Throughout the session, each of the panelists spoke to the importance of listening, letting others lead, humility, and openness in fostering EDI practices that create a space where people feel like their community is represented and welcome. As our country becomes increasingly diverse, building bridges among different cultural groups has taken on even greater urgency, and free concerts in public spaces are vital bridges to greater understanding and cohesion.
“We feel that people want to embrace diversity, and it’s our role to foster a space for said diversity,” Richardson said. “This takes time and persistence on the part of the person who is extending the invitation.”
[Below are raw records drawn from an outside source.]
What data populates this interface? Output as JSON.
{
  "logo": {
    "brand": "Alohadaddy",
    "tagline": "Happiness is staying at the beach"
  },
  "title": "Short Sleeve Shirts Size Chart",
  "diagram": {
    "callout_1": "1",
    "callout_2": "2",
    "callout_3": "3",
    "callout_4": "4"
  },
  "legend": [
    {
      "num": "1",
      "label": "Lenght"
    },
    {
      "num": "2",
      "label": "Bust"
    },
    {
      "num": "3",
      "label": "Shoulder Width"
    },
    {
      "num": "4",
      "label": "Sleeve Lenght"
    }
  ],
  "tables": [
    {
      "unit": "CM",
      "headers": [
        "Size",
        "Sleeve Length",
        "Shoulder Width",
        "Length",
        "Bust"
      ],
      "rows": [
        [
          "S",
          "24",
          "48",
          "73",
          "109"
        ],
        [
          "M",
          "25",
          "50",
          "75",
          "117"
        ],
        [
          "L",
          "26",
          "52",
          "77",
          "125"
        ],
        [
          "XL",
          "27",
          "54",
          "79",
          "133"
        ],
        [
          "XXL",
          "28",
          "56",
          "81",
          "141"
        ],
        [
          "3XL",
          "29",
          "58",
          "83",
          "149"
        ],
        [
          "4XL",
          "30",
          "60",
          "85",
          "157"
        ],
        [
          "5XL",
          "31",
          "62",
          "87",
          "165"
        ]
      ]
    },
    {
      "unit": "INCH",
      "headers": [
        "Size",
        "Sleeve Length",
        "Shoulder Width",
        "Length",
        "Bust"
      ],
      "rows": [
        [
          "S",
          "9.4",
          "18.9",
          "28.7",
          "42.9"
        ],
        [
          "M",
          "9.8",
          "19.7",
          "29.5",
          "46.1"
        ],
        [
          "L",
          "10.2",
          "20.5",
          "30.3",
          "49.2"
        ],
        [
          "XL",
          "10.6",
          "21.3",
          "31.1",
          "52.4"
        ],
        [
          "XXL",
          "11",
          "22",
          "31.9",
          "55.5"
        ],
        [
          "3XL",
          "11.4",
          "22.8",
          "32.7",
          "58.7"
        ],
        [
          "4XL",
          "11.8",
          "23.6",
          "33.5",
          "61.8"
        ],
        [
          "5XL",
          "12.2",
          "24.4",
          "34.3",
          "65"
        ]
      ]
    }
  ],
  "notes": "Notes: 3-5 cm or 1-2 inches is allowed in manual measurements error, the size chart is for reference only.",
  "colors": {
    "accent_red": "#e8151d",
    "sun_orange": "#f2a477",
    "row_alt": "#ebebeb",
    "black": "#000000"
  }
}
All four panelists recognized that building equity is a process; the work of building relationships within communities is ongoing. And programs like free Levitt concerts play a key role in advancing open dialogue. Together with Yazowski, Richardson, Haack, and Wagner shared their thoughtful and creative approaches for inclusive placemaking that acknowledge and respect existing community dynamics, develop authentic, reciprocal partnerships, foster trust and engagement, and empower a range of voices in order to create equitable, thriving downtowns. The session ended with robust dialogue during the audience Q&A, further revealing the multiple opportunities for downtown organizations to apply an EDI lens to their work, as well as inform the wider field of placemaking practitioners, nonprofits, and city and civic leaders. As the Levitt Foundation continues its work supporting communities, we’ll continue sharing the impact of Levitt programs on the conference stage, and in articles like these, to inspire more equitable, healthy, and thriving communities through arts investments.